Quelques heures plus tard, je débarquais chez mon pharmacien pour lui demander des renseignements sur l’introuvable cannabidiol et il m’informa que la législation actuelle interdisait sa vente et sa consommation. Il m’expliqua aussi que les antirouilles comme mon WD-40 n’étaient uniquement qu’à usage externe et ne pouvaient être transfusés. Ô désillusion! Il me restait cependant les bisphosphonates. Faisant chauffer ma carte de crédit, je me procurais quelques boîtes du précieux médicament et m’empressais de lire la notice, une fois au chaud dans ma voiture. Dans la colonne des effets secondaires, je trouvais les effets suivants : fièvre, douleurs musculaires, fatigue, maux de tête, difficulté à avaler, cancer de l’œsophage… (je vérifiais la boîte pour m’assurer de n’avoir pas acheté par mégarde de la «craie-cancrelat»…) fractures inhabituelles, ostéonécrose de la mâchoire, problèmes oculaires… (je commençais à regretter le «débouche-toilette» ...) anomalies du rythme cardiaque et finalement douleurs osseuses et articulaires. Le médicament légal supposé soulager mes douleurs osseuses pou- vait m’infliger… des douleurs osseuses ! Et pas un mot sur ses effets contre l’oxydation des os…
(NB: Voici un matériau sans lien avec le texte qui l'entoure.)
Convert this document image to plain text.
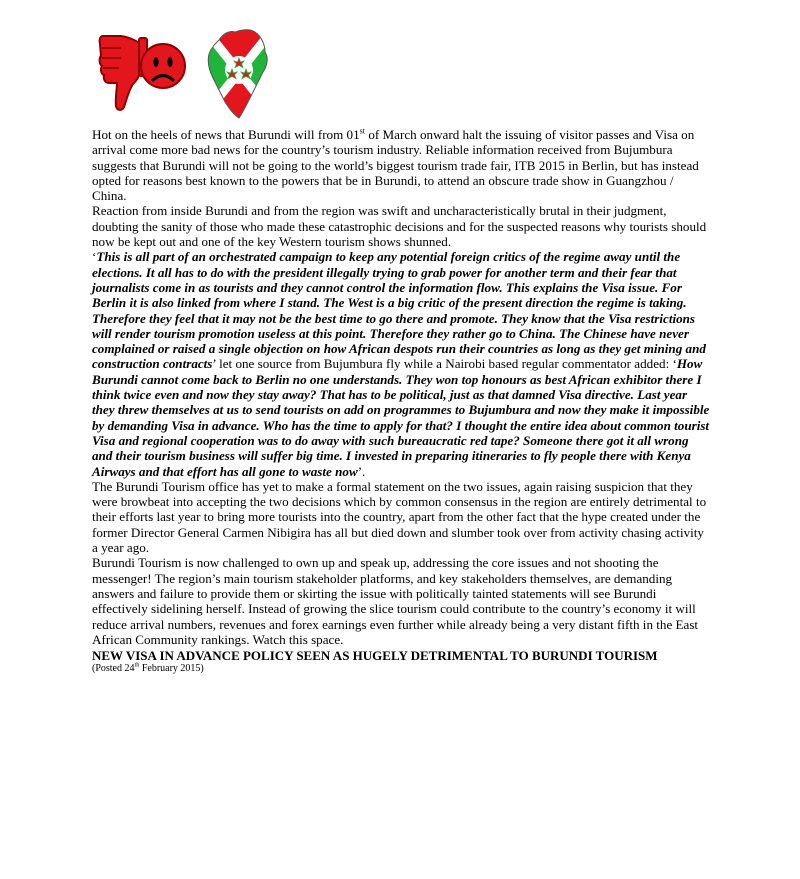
Hot on the heels of news that Burundi will from 01st of March onward halt the issuing of visitor passes and Visa on arrival come more bad news for the country’s tourism industry. Reliable information received from Bujumbura suggests that Burundi will not be going to the world’s biggest tourism trade fair, ITB 2015 in Berlin, but has instead opted for reasons best known to the powers that be in Burundi, to attend an obscure trade show in Guangzhou / China.

Reaction from inside Burundi and from the region was swift and uncharacteristically brutal in their judgment, doubting the sanity of those who made these catastrophic decisions and for the suspected reasons why tourists should now be kept out and one of the key Western tourism shows shunned.

‘This is all part of an orchestrated campaign to keep any potential foreign critics of the regime away until the elections. It all has to do with the president illegally trying to grab power for another term and their fear that journalists come in as tourists and they cannot control the information flow. This explains the Visa issue. For Berlin it is also linked from where I stand. The West is a big critic of the present direction the regime is taking. Therefore they feel that it may not be the best time to go there and promote. They know that the Visa restrictions will render tourism promotion useless at this point. Therefore they rather go to China. The Chinese have never complained or raised a single objection on how African despots run their countries as long as they get mining and construction contracts’ let one source from Bujumbura fly while a Nairobi based regular commentator added: ‘How Burundi cannot come back to Berlin no one understands. They won top honours as best African exhibitor there I think twice even and now they stay away? That has to be political, just as that damned Visa directive. Last year they threw themselves at us to send tourists on add on programmes to Bujumbura and now they make it impossible by demanding Visa in advance. Who has the time to apply for that? I thought the entire idea about common tourist Visa and regional cooperation was to do away with such bureaucratic red tape? Someone there got it all wrong and their tourism business will suffer big time. I invested in preparing itineraries to fly people there with Kenya Airways and that effort has all gone to waste now’.

The Burundi Tourism office has yet to make a formal statement on the two issues, again raising suspicion that they were browbeat into accepting the two decisions which by common consensus in the region are entirely detrimental to their efforts last year to bring more tourists into the country, apart from the other fact that the hype created under the former Director General Carmen Nibigira has all but died down and slumber took over from activity chasing activity a year ago.

Burundi Tourism is now challenged to own up and speak up, addressing the core issues and not shooting the messenger! The region’s main tourism stakeholder platforms, and key stakeholders themselves, are demanding answers and failure to provide them or skirting the issue with politically tainted statements will see Burundi effectively sidelining herself. Instead of growing the slice tourism could contribute to the country’s economy it will reduce arrival numbers, revenues and forex earnings even further while already being a very distant fifth in the East African Community rankings. Watch this space.

NEW VISA IN ADVANCE POLICY SEEN AS HUGELY DETRIMENTAL TO BURUNDI TOURISM
(Posted 24th February 2015)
Une seule voie s’ouvrait désormais à moi; militer pour la légalisation du cannabis. Fort de mes contacts en haute cuisine, le cousin-du frère-du clerc-de l’oncle-du voisin-de la tante-du comptable-du père du ministre en charge m’avait promis un rendez-vous avec le troisième adjoint au maire de ma ville pour exposer mes idées et obtenir l’autorisation d’organiser une marche pacifique sur la route royale à la fin du mois. Je lui expliquais durant une bonne heure les vertus du «gandia» thérapeutique, mais mes arguments se brisaient sur des récifs d’incompréhension. Le troisième adjoint fit appeler une collègue à qui j’expliquais à nouveau mon cas, puis on me demanda de repasser la semaine prochaine pour réexpliquer mon dossier à la seconde adjointe au maire. Ainsi, plusieurs mois passèrent et bientôt tous les employés de la mairie, excluant le maire, furent exposés à mes débats sur le sujet. Je fis à pied d’innombrables allers-retours à la municipalité et ma santé s’en trouva grandement améliorée. Et cela, finalement, grâce au cannabis que je n’ai toujours pas pris. L’échec de mon mouvement pour la dépénalisation du cannabis me procura néanmoins cette sombre pensée :

Chassez le naturel et il revient en synthétique!